# CARTHE - clean data: drifters

To do:

- (tmp) analysis with drifters: 
    - [ ] maps of trajectories
    - [ ] trajectories in relative frame of reference
    - [ ] relative dispersion
    - [ ] produce movies of trajectories
    - [ ] produce movies of relative evolution


In [None]:
import os
from glob import glob

import numpy as np
import pandas as pd

%matplotlib inline
import matplotlib.pyplot as plt
import hvplot.pandas  # noqa

#
import pynsitu as pin
from pynsitu.maps import crs

In [None]:
pwd


In [None]:
## data directory 
#raw_dir = '/home/datawork-lops-osi/aponte/cswot/drifters/raw'
raw_dir = '/Users/mdemol/DATA_DRIFTERS/drifters/raw'

#root_dir = '/home1/datahome/mdemol/PhD/insitu_trajectories'
root_dir = '/Users/mdemol/code/PhD/insitu_drifters_trajectories'
# drifters
campaign="drifters_CSWOT_BIOSWOT"
yaml = f"{campaign}.yaml"

cp = pin.Campaign(os.path.join(root_dir,yaml))

# plot all deployments
for label, deployment, platform, sensor, meta in cp.get_all_deployments():
    print(label, platform, sensor, deployment)

In [None]:
def read_raw_carthe():
    filecb = glob(os.path.join(raw_dir,'carthe_*cnr*'))
    dfcb =pd.read_csv(filecb[0], sep=',').rename(columns={'DeviceName':'id', 'DeviceDateTime':'time', 'Latitude':'lat', 'Longitude':'lon' }).drop(['CommId','DataId'], axis=1)
    dfcb['time']=pd.to_datetime(dfcb['time'])
    filecc = glob(os.path.join(raw_dir, 'carthe_*lops*'))
    dfcc =pd.read_csv(filecc[0], sep=',').rename(columns={'DeviceName':'id', 'DeviceDateTime':'time', 'Latitude':'lat', 'Longitude':'lon' }).drop(['CommId','DataId'], axis=1)
    dfcc['time']=pd.to_datetime(dfcc['time'])
    return dfcb, dfcc

#df = read_raw_carthe()[0]
df = read_raw_carthe()[1]
df = df.set_index('id')


________
# LOPS

In [None]:
ids = sorted(list(df.index.unique()))
ids

Test if ids in data file and yaml file are identical

In [None]:
# filter out earlier deployments
df = df.loc[ df.time>=cp["start"] ]

# filter out taos deployments
ids = [i for i in ids if df.loc[i].lat.max()<45]
df = df.loc[ids]

# print basic information
for i in ids:
    print(i, df.loc[i].time.min(), df.loc[i].time.max())

In [None]:
# extract deployment order
df.groupby(df.index).apply(lambda df: df.sort_values("time").iloc[0]).sort_values("time")

In [None]:
#
ids_map = {p: cp[p]["serial_number"] for p in cp if  "carthe_lops" in p}
ids_yaml = sorted(set([id for _, id in ids_map.items()]))
ids_imap = {v: k for k, v in ids_map.items()}

print("drifter id's in data file:")
print(ids)
print("drifter id's in yaml file:")
print(ids_yaml)

flag = set(ids).issuperset(ids_yaml)
if flag:
    print("Data file and campaign yaml file agree upon drifter ids")
else:
    assert False, "Data file and campaign yaml file do not agree upon drifter ids"

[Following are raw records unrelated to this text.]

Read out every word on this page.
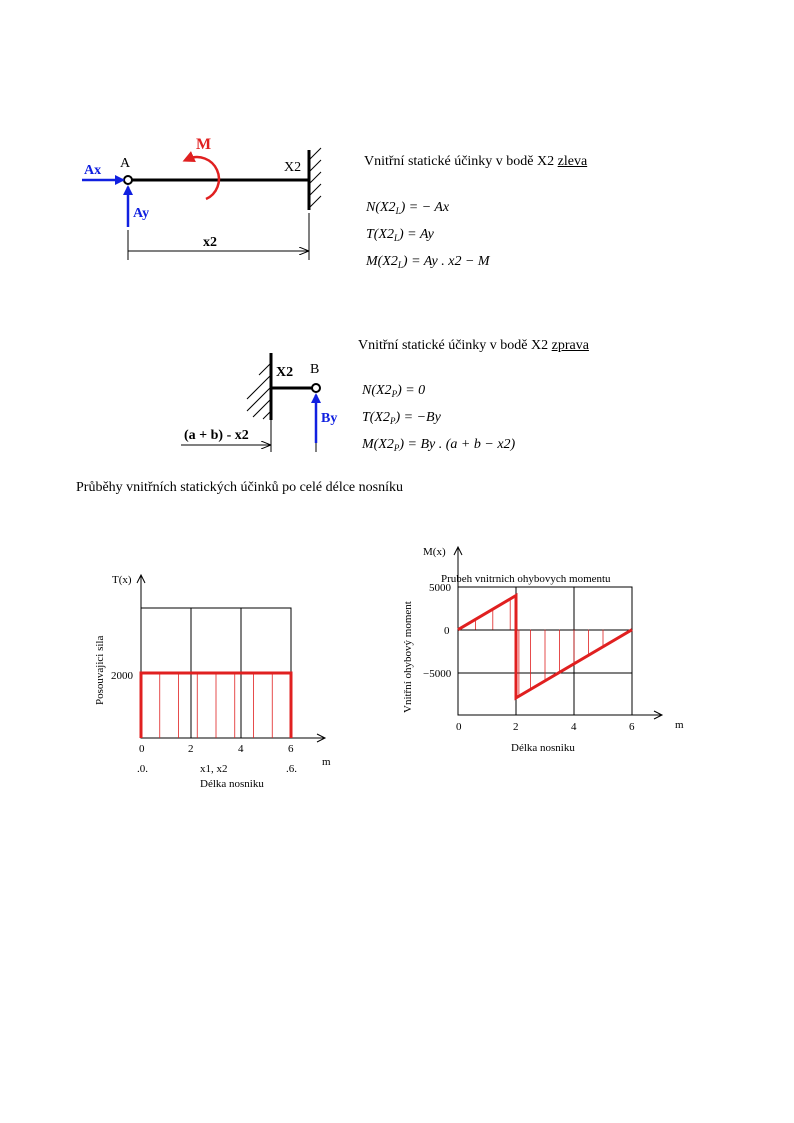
Ax A
Ay
M
X2
x2
Vnitřní statické účinky v bodě X2 zleva
$N(X2_L)$ = − Ax
$T(X2_L) = Ay$
$M(X2_L) = Ay$ . x2 − M
X2 B
By
(a + b) - x2
Vnitřní statické účinky v bodě X2 zprava
$N(X2_P) = 0$
$T(X2_P) = -By$
$M(X2_P) = By$ . (a + b − x2)
Průběhy vnitřních statických účinků po celé délce nosníku
T(x)
Posouvajici sila 2000
0	2	4	6
m
.0.	x1, x2	.6.
Délka nosniku
M(x)
Prubeh vnitrnich ohybovych momentu
Vnitřní ohybový moment
5000
0
−5000
0	2	4	6	m
Délka nosniku
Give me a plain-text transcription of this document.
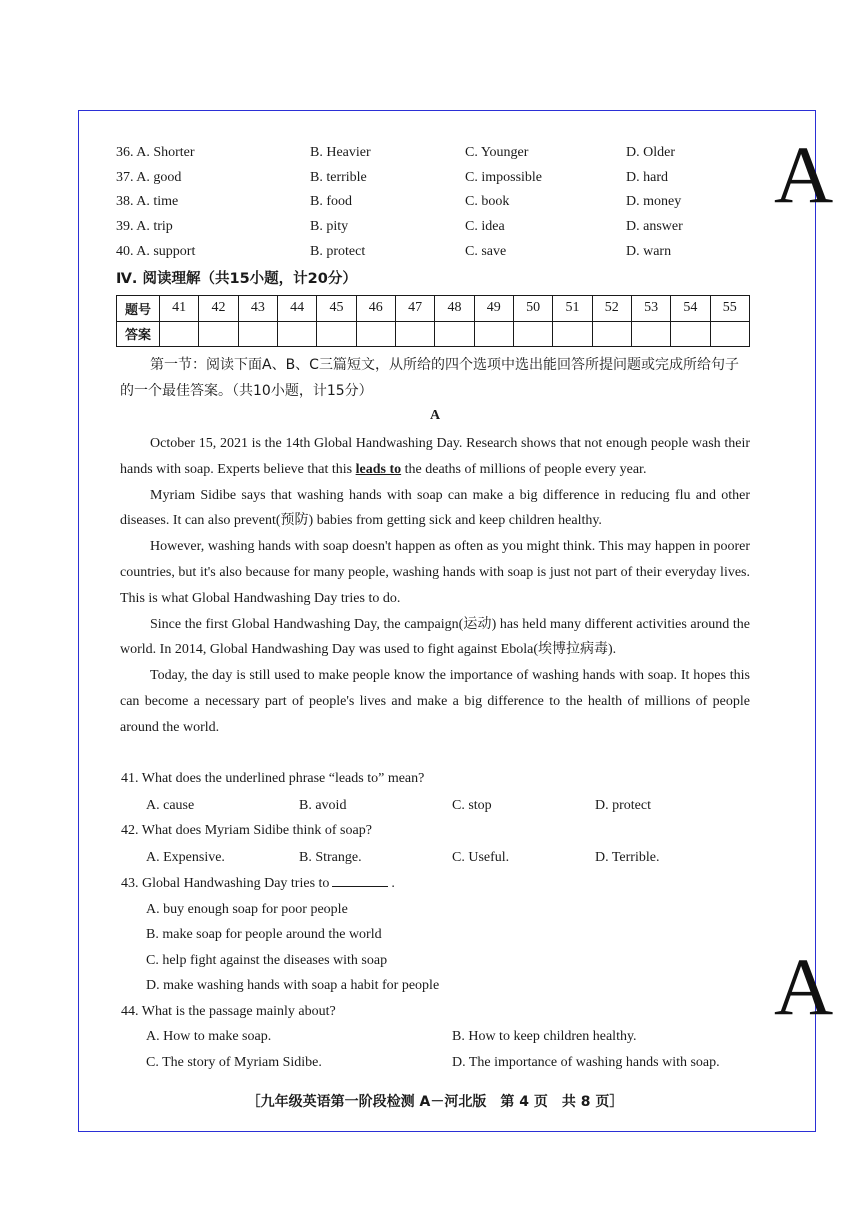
A
A
36. A. Shorter	B. Heavier	C. Younger	D. Older
37. A. good	B. terrible	C. impossible	D. hard
38. A. time	B. food	C. book	D. money
39. A. trip	B. pity	C. idea	D. answer
40. A. support	B. protect	C. save	D. warn
Ⅳ. 阅读理解（共15小题，计20分）
题号	41	42	43	44	45	46	47	48	49	50	51	52	53	54	55
答案															
第一节：阅读下面A、B、C三篇短文，从所给的四个选项中选出能回答所提问题或完成所给句子的一个最佳答案。（共10小题，计15分）
A

October 15, 2021 is the 14th Global Handwashing Day. Research shows that not enough people wash their hands with soap. Experts believe that this leads to the deaths of millions of people every year.

Myriam Sidibe says that washing hands with soap can make a big difference in reducing flu and other diseases. It can also prevent(预防) babies from getting sick and keep children healthy.

However, washing hands with soap doesn't happen as often as you might think. This may happen in poorer countries, but it's also because for many people, washing hands with soap is just not part of their everyday lives. This is what Global Handwashing Day tries to do.

Since the first Global Handwashing Day, the campaign(运动) has held many different activities around the world. In 2014, Global Handwashing Day was used to fight against Ebola(埃博拉病毒).

Today, the day is still used to make people know the importance of washing hands with soap. It hopes this can become a necessary part of people's lives and make a big difference to the health of millions of people around the world.

41. What does the underlined phrase “leads to” mean?
A. cause	B. avoid	C. stop	D. protect
42. What does Myriam Sidibe think of soap?
A. Expensive.	B. Strange.	C. Useful.	D. Terrible.
43. Global Handwashing Day tries to	.
A. buy enough soap for poor people
B. make soap for people around the world
C. help fight against the diseases with soap
D. make washing hands with soap a habit for people
44. What is the passage mainly about?
A. How to make soap.	B. How to keep children healthy.
C. The story of Myriam Sidibe.	D. The importance of washing hands with soap.
［九年级英语第一阶段检测 A－河北版　第 4 页　共 8 页］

### compute and show typical time intervals

This is to decide on a reasonable target timeline.
A 1 minutes sampling rate seems reasonable after interpolation.

In [None]:
df["dt"] = (
    df.groupby(df.index)
    .apply(lambda df: df.sort_values("time")["time"].diff() / pd.Timedelta("1m"))
    .droplevel(0)
)

# drop small time intervals
# df = df.loc[df.dt>3]

fig, ax = plt.subplots(1, 1)
df["dt"].plot.hist(bins=np.arange(0, 20, 0.5))
ax.set_yscale("log")
ax.grid()
ax.set_title("Time interval between positions")
ax.set_xlabel("minutes")

_frac = df["dt"].loc[np.abs(df.dt - 5) < 1].size / df["dt"].size
print(f"Percentage of time invervals between 4 and 6 minutes: {_frac*100:.0f}%")

---
## manually adjust deployment times first

This step is useful to infer deployment times a posteriori for each drifter individually.

In [None]:
p, d = "carthe_lops_03", "d0"

#p, d = "drifter7", "d0"
#p, d = "drifter8", "d0"
#p, d = "drifter9", "d0"

_id = ids_map[p]
print(f"Drifter id: {_id}")

_df = df.loc[_id].set_index("time").sort_index()
_df.geo.compute_velocities(inplace=True)
_df.geo.plot_bokeh(deployments=cp[p][d], velocity=True, acceleration=True)

In [None]:
phv, coords = _df.geo.plot_on_map(s=10, c="velocity", clim=(0,1), cmap="magma")
phv